I sent the main force northwards up the old Roman road into Kilburn and Cricklewood, cutting right along the front line between the two warring cemeteries. It was designed to look like a conventional enough peacekeeping manoeuvre, and the cemeteries were expecting another enforced truce and demilitarized zone. The trouble is we’ve tried that so many times before but it always breaks down in the end. When the crack troops on our flanks started closing in (some hardened Parthian veterans I’d pulled out of the gutter last week) they realised my game plan, but by then it was too late.

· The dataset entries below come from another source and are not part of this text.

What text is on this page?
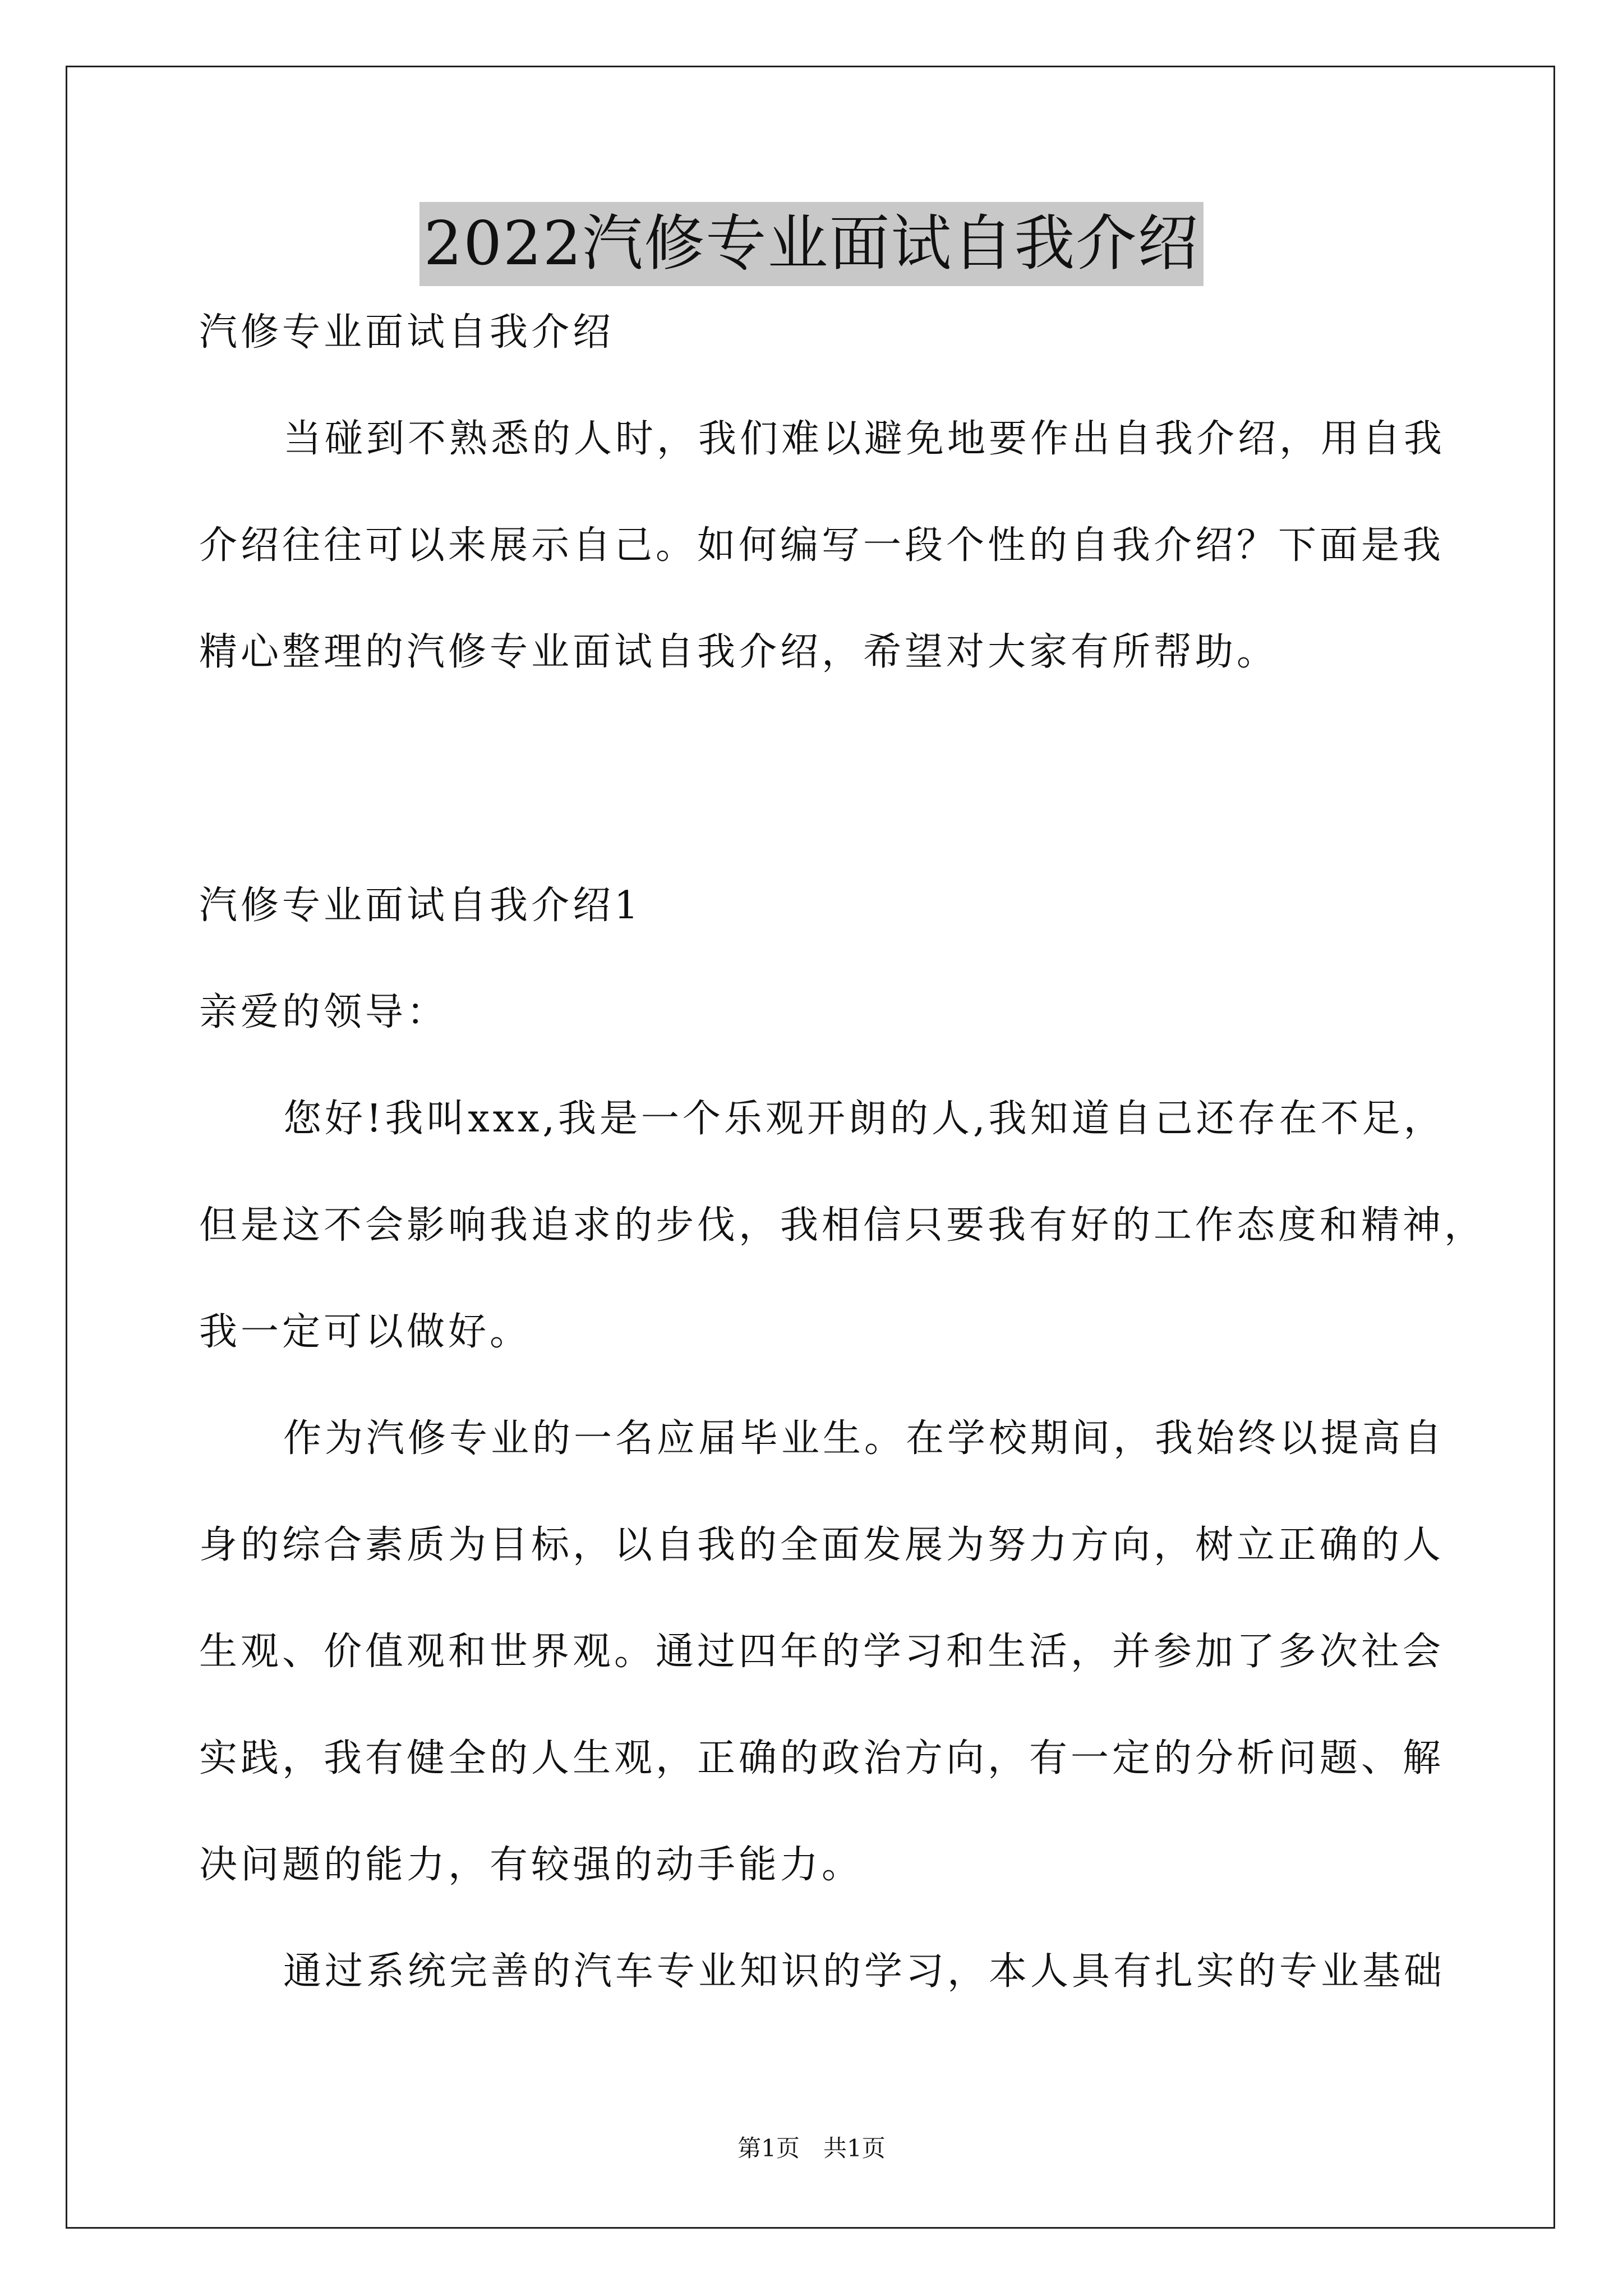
2022汽修专业面试自我介绍

汽修专业面试自我介绍

当碰到不熟悉的人时，我们难以避免地要作出自我介绍，用自我

介绍往往可以来展示自己。如何编写一段个性的自我介绍？下面是我

精心整理的汽修专业面试自我介绍，希望对大家有所帮助。

汽修专业面试自我介绍1

亲爱的领导：

您好!我叫xxx,我是一个乐观开朗的人,我知道自己还存在不足，

但是这不会影响我追求的步伐，我相信只要我有好的工作态度和精神，

我一定可以做好。

作为汽修专业的一名应届毕业生。在学校期间，我始终以提高自

身的综合素质为目标，以自我的全面发展为努力方向，树立正确的人

生观、价值观和世界观。通过四年的学习和生活，并参加了多次社会

实践，我有健全的人生观，正确的政治方向，有一定的分析问题、解

决问题的能力，有较强的动手能力。

通过系统完善的汽车专业知识的学习，本人具有扎实的专业基础

第1页　共1页
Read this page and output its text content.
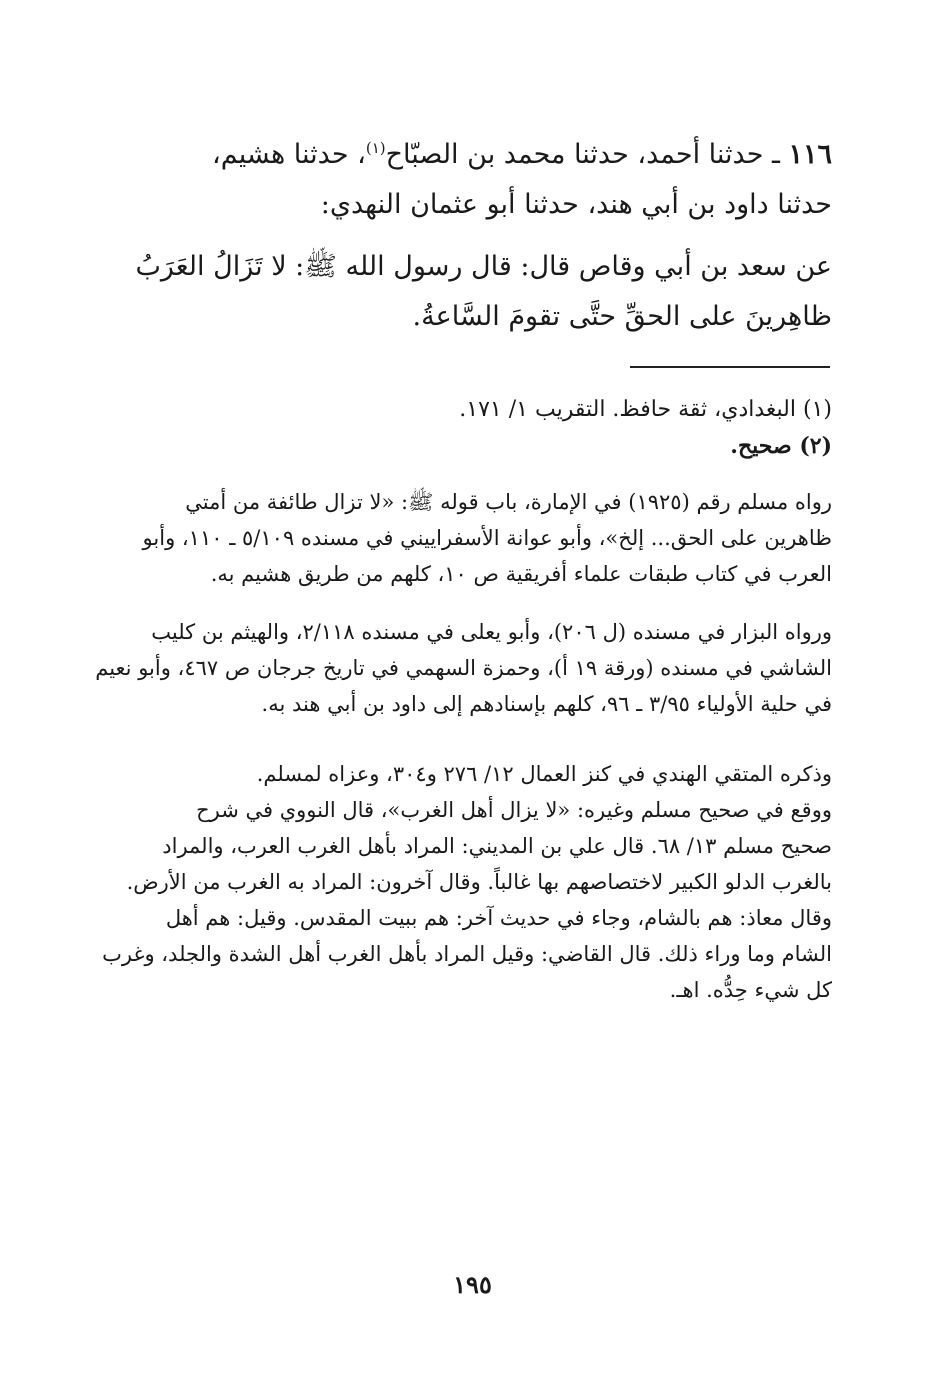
١١٦ ـ حدثنا أحمد، حدثنا محمد بن الصبّاح$^{(١)}$، حدثنا هشيم،
حدثنا داود بن أبي هند، حدثنا أبو عثمان النهدي:
عن سعد بن أبي وقاص قال: قال رسول الله ﷺ: لا تَزَالُ العَرَبُ
ظاهِرينَ على الحقِّ حتَّى تقومَ السَّاعةُ.
(١) البغدادي، ثقة حافظ. التقريب ١/ ١٧١.
(٢) صحيح.
رواه مسلم رقم (١٩٢٥) في الإمارة، باب قوله ﷺ: «لا تزال طائفة من أمتي
ظاهرين على الحق... إلخ»، وأبو عوانة الأسفراييني في مسنده ٥/١٠٩ ـ ١١٠، وأبو
العرب في كتاب طبقات علماء أفريقية ص ١٠، كلهم من طريق هشيم به.
ورواه البزار في مسنده (ل ٢٠٦)، وأبو يعلى في مسنده ٢/١١٨، والهيثم بن كليب
الشاشي في مسنده (ورقة ١٩ أ)، وحمزة السهمي في تاريخ جرجان ص ٤٦٧، وأبو نعيم
في حلية الأولياء ٣/٩٥ ـ ٩٦، كلهم بإسنادهم إلى داود بن أبي هند به.
وذكره المتقي الهندي في كنز العمال ١٢/ ٢٧٦ و٣٠٤، وعزاه لمسلم.
ووقع في صحيح مسلم وغيره: «لا يزال أهل الغرب»، قال النووي في شرح
صحيح مسلم ١٣/ ٦٨. قال علي بن المديني: المراد بأهل الغرب العرب، والمراد
بالغرب الدلو الكبير لاختصاصهم بها غالباً. وقال آخرون: المراد به الغرب من الأرض.
وقال معاذ: هم بالشام، وجاء في حديث آخر: هم ببيت المقدس. وقيل: هم أهل
الشام وما وراء ذلك. قال القاضي: وقيل المراد بأهل الغرب أهل الشدة والجلد، وغرب
كل شيء حِدُّه. اهـ.
١٩٥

We’ve set up temporary headquarters in one of the Irish alehouses on the High Road to the delight of the locals who toast us hour by hour. They’re mostly labourers who’d been hoping for a restful afterlife having sweated away their days building the old railways. Instead they’ve endured a century or more of warfare just because they happen to be about halfway between the warring factions. The least I can do for them is take the battle elsewhere, which will happen soon enough.
For the moment I’m cutting the troops some slack, although the noise of the celebrations is inevitably filtering through to the living world. The streets are deserted and the doors locked securely. It will be a night of disturbed dreams for the neighbourhood but that’s not my problem.